Albeit with some wind, rain, and chilly days, spring has come to our town of Ashland, here in southern Oregon. Dogwoods and rhododendrons are spectacular. The massive oaks in our backyard are now fully leafed and partly obscure the view to the valley. The town is already full of tourists. So far, Hamlet gets mixed reviews, Cat on a Hot Tin Roof is by all accounts a winner, but the sensation of the 2010 Oregon Shakespeare Festival to date is the musical, She Loves Me. The Merchant of Venice and Twelfth Night have just joined the rotation. Three new, eager restaurants have opened in spaces where dishes served by former tenants had become stale and repetitive. Time will tell if they can join our list of favorites: Peerless, Lila's, Kobe, and Thai Pepper. While I look forward to a summer of outdoor dining, golf, and quick trips to the coast on the hottest days, my thoughts are on Europe where...

...the dollar has strengthened dramatically against the euro. Last November, the buck was worth only 0.67 euro. Today it fetches 0.82 euro. The 100 euro hotel room that cost $150 in November is now $122. That 4-euro beer has dropped from $6 to less than $5. It appears that in 2010 the major in-country cost components of a European vacation are going to be lower than they have been in several years.

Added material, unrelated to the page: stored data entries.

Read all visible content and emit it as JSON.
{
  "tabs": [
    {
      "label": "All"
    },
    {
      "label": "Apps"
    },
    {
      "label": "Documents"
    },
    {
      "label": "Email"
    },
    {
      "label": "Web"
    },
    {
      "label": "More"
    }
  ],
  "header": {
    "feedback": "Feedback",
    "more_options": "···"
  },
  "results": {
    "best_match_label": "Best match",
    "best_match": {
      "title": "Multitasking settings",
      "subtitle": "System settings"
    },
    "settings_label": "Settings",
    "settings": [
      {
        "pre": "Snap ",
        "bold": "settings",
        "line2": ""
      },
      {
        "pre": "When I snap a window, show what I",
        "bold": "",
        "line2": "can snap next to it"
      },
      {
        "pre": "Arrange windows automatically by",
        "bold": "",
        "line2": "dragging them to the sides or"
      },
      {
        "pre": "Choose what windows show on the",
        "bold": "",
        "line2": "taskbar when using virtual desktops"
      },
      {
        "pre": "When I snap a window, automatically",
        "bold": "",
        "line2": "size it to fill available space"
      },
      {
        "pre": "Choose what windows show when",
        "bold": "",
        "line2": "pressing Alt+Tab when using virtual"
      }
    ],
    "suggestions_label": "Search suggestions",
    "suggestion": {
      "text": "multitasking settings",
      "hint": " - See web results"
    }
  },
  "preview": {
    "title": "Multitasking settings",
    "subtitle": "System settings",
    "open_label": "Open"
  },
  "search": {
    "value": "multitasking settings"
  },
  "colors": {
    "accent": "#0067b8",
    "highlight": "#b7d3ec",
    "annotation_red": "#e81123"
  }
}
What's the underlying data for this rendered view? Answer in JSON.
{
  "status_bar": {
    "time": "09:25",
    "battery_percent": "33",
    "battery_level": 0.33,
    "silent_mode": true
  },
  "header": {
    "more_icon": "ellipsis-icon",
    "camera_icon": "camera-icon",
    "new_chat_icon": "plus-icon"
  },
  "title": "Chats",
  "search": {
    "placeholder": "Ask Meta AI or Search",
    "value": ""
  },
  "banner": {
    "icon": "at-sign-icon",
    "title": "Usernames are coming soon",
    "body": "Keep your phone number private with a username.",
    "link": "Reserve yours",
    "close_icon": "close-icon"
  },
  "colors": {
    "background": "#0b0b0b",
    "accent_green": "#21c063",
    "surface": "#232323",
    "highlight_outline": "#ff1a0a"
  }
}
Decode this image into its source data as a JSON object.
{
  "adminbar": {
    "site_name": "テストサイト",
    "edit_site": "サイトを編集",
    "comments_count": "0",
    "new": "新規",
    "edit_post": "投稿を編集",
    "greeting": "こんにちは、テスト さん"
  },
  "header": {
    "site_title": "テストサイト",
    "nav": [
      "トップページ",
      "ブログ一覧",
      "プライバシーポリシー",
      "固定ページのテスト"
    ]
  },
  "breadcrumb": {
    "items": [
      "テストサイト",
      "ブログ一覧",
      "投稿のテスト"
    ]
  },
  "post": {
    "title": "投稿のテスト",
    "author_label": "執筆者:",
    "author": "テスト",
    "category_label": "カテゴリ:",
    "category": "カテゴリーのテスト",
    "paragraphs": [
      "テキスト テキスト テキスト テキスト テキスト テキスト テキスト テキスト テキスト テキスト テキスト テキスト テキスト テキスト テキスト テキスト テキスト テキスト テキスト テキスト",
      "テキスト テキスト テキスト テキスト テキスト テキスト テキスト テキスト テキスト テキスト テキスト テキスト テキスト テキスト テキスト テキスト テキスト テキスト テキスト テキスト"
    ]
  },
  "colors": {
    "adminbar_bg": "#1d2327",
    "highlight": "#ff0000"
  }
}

I profess no knowledge of what makes currencies fluctuate, but it seems pretty clear that the euro's current weakness has to do with worries about the financial problems of certain countries in the so-called "eurozone." Since the fundamentals that caused the dollar to steadily weaken over the past several years haven't changed, it seems logical that when these fears subside, the euro will regain strength. Most currency gurus, however, forecast continued euro anemia, and more than a few predict a Europe traveler's dream: parity for the dollar against the euro. Either way, I say go to Europe now.